Visiblement ému, le récipiendaire a témoigné de sa surprise et de sa gratitude : « En vérité, je n’arrive pas à croire que je sois ici pour être honoré. C’est un choix de Sidi Mouad, par la grâce de Dieu, sans aucune demande de ma part. » Il a salué en lui un « Cheikh bien-aimé et père miséricordieux, en qui nous voyons le bien, la bénédiction, le visage souriant et accueillant, toujours au service des gens de Dieu », avant de rendre grâce au Commandeur des Croyants, le Roi Mohammed VI, « berger et protecteur de ce bien, de cette lumière et de cette paix dont nous jouissons dans notre pays ».
La presse tangéroise s’est largement fait l’écho de la soirée : le média local 9 Avril salue, dans son reportage, « une nuit soufie d’exception » où la Tariqa a célébré « les gens du Coran ».
Une dimension internationale
La délégation libyenne a conféré à la rencontre une dimension internationale.

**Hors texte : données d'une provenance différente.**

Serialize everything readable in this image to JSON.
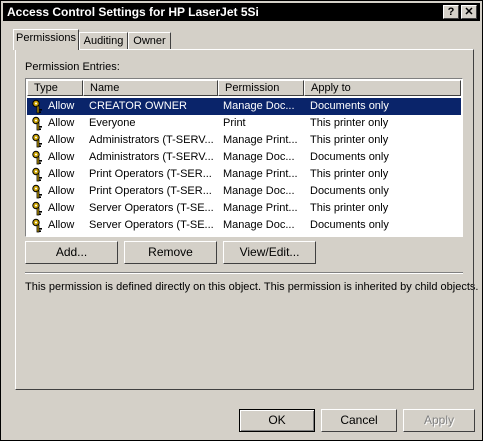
{
  "window": {
    "title": "Access Control Settings for HP LaserJet 5Si",
    "help_button": "?",
    "close_button": "✕"
  },
  "tabs": [
    {
      "label": "Permissions",
      "active": true
    },
    {
      "label": "Auditing",
      "active": false
    },
    {
      "label": "Owner",
      "active": false
    }
  ],
  "permissions": {
    "entries_label": "Permission Entries:",
    "columns": [
      "Type",
      "Name",
      "Permission",
      "Apply to"
    ],
    "rows": [
      {
        "type": "Allow",
        "name": "CREATOR OWNER",
        "permission": "Manage Doc...",
        "apply_to": "Documents only",
        "selected": true
      },
      {
        "type": "Allow",
        "name": "Everyone",
        "permission": "Print",
        "apply_to": "This printer only",
        "selected": false
      },
      {
        "type": "Allow",
        "name": "Administrators (T-SERV...",
        "permission": "Manage Print...",
        "apply_to": "This printer only",
        "selected": false
      },
      {
        "type": "Allow",
        "name": "Administrators (T-SERV...",
        "permission": "Manage Doc...",
        "apply_to": "Documents only",
        "selected": false
      },
      {
        "type": "Allow",
        "name": "Print Operators (T-SER...",
        "permission": "Manage Print...",
        "apply_to": "This printer only",
        "selected": false
      },
      {
        "type": "Allow",
        "name": "Print Operators (T-SER...",
        "permission": "Manage Doc...",
        "apply_to": "Documents only",
        "selected": false
      },
      {
        "type": "Allow",
        "name": "Server Operators (T-SE...",
        "permission": "Manage Print...",
        "apply_to": "This printer only",
        "selected": false
      },
      {
        "type": "Allow",
        "name": "Server Operators (T-SE...",
        "permission": "Manage Doc...",
        "apply_to": "Documents only",
        "selected": false
      }
    ],
    "row_icon": "key-icon",
    "add_label": "Add...",
    "remove_label": "Remove",
    "view_edit_label": "View/Edit...",
    "info_text": "This permission is defined directly on this object. This permission is inherited by child objects."
  },
  "footer": {
    "ok_label": "OK",
    "cancel_label": "Cancel",
    "apply_label": "Apply"
  },
  "colors": {
    "dialog": "#d4d0c8",
    "selection": "#0a246a",
    "titlebar": "#000000"
  }
}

Sa présence témoigne, écrit H-News, « des liens savants et spirituels solides qui unissent le Maroc aux pays musulmans », et illustre le rayonnement continu de la Tariqa Qâdiriyya Boutchichiya au-delà des frontières nationales, portée par son message de modération et de dialogue.

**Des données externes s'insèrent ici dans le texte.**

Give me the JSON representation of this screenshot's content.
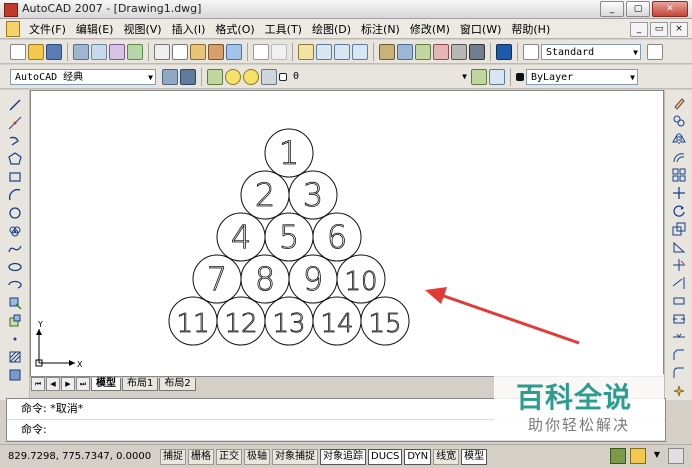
{
  "window": {
    "title": "AutoCAD 2007 - [Drawing1.dwg]",
    "btn_min": "_",
    "btn_max": "▢",
    "btn_close": "✕"
  },
  "menu": [
    "文件(F)",
    "编辑(E)",
    "视图(V)",
    "插入(I)",
    "格式(O)",
    "工具(T)",
    "绘图(D)",
    "标注(N)",
    "修改(M)",
    "窗口(W)",
    "帮助(H)"
  ],
  "mdi": {
    "min": "_",
    "restore": "▭",
    "close": "×"
  },
  "toolbar1": {
    "text_style": "Standard"
  },
  "toolbar2": {
    "workspace": "AutoCAD 经典",
    "layer": "0",
    "color": "ByLayer"
  },
  "drawing": {
    "circles": [
      "1",
      "2",
      "3",
      "4",
      "5",
      "6",
      "7",
      "8",
      "9",
      "10",
      "11",
      "12",
      "13",
      "14",
      "15"
    ],
    "ucs": {
      "x": "X",
      "y": "Y"
    }
  },
  "tabs": {
    "model": "模型",
    "layout1": "布局1",
    "layout2": "布局2"
  },
  "command": {
    "history": "命令: *取消*",
    "prompt": "命令:"
  },
  "status": {
    "coords": "829.7298, 775.7347, 0.0000",
    "toggles": [
      "捕捉",
      "栅格",
      "正交",
      "极轴",
      "对象捕捉",
      "对象追踪",
      "DUCS",
      "DYN",
      "线宽",
      "模型"
    ]
  },
  "watermark": {
    "line1": "百科全说",
    "line2": "助你轻松解决"
  },
  "colors": {
    "accent_arrow": "#e53935",
    "canvas": "#ffffff",
    "chrome": "#d4d0c8"
  }
}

Parmi les hôtes libyens, le professeur Khamis Suleiman Muhammad Suleiman, professeur de sciences coraniques et d’histoire des religions dans les universités libyennes, directeur exécutif de la Ligue libyenne des mémorisateurs du Saint Coran et rapporteur général du Syndicat général des Chorfas en Libye, a exprimé sa gratitude au Royaume du Maroc, gouvernement et peuple, et au Commandeur des Croyants, avant de saluer la zaouïa et son cheikh, Sidi Mouad, qu’Allah le préserve : « Nous sommes sous l’égide de cette zaouïa bénie où nos oreilles sont enchantées et nos langues adoucies par l’évocation de Dieu, ce qui témoigne de l’amour pour le Prophète, que la paix et la prière de Dieu soient sur lui, dans ce pays. »






Sources : H-News (hnews.ma), article d’Amin Al-Qadri, 18 juillet 2026 (citations issues du reportage vidéo accompagnant l’article et du communiqué de la Tariqa) · Tanja24, « Dans les jardins de Riyad An-Nour 3 : le madih boutchichi coule à Tanger et célèbre les gens de science » · 9 Avril (9avril.ma), reportage vidéo, 18 juillet 2026 · fiche officielle de l’école An-Nour, ministère des Habous et des Affaires islamiques.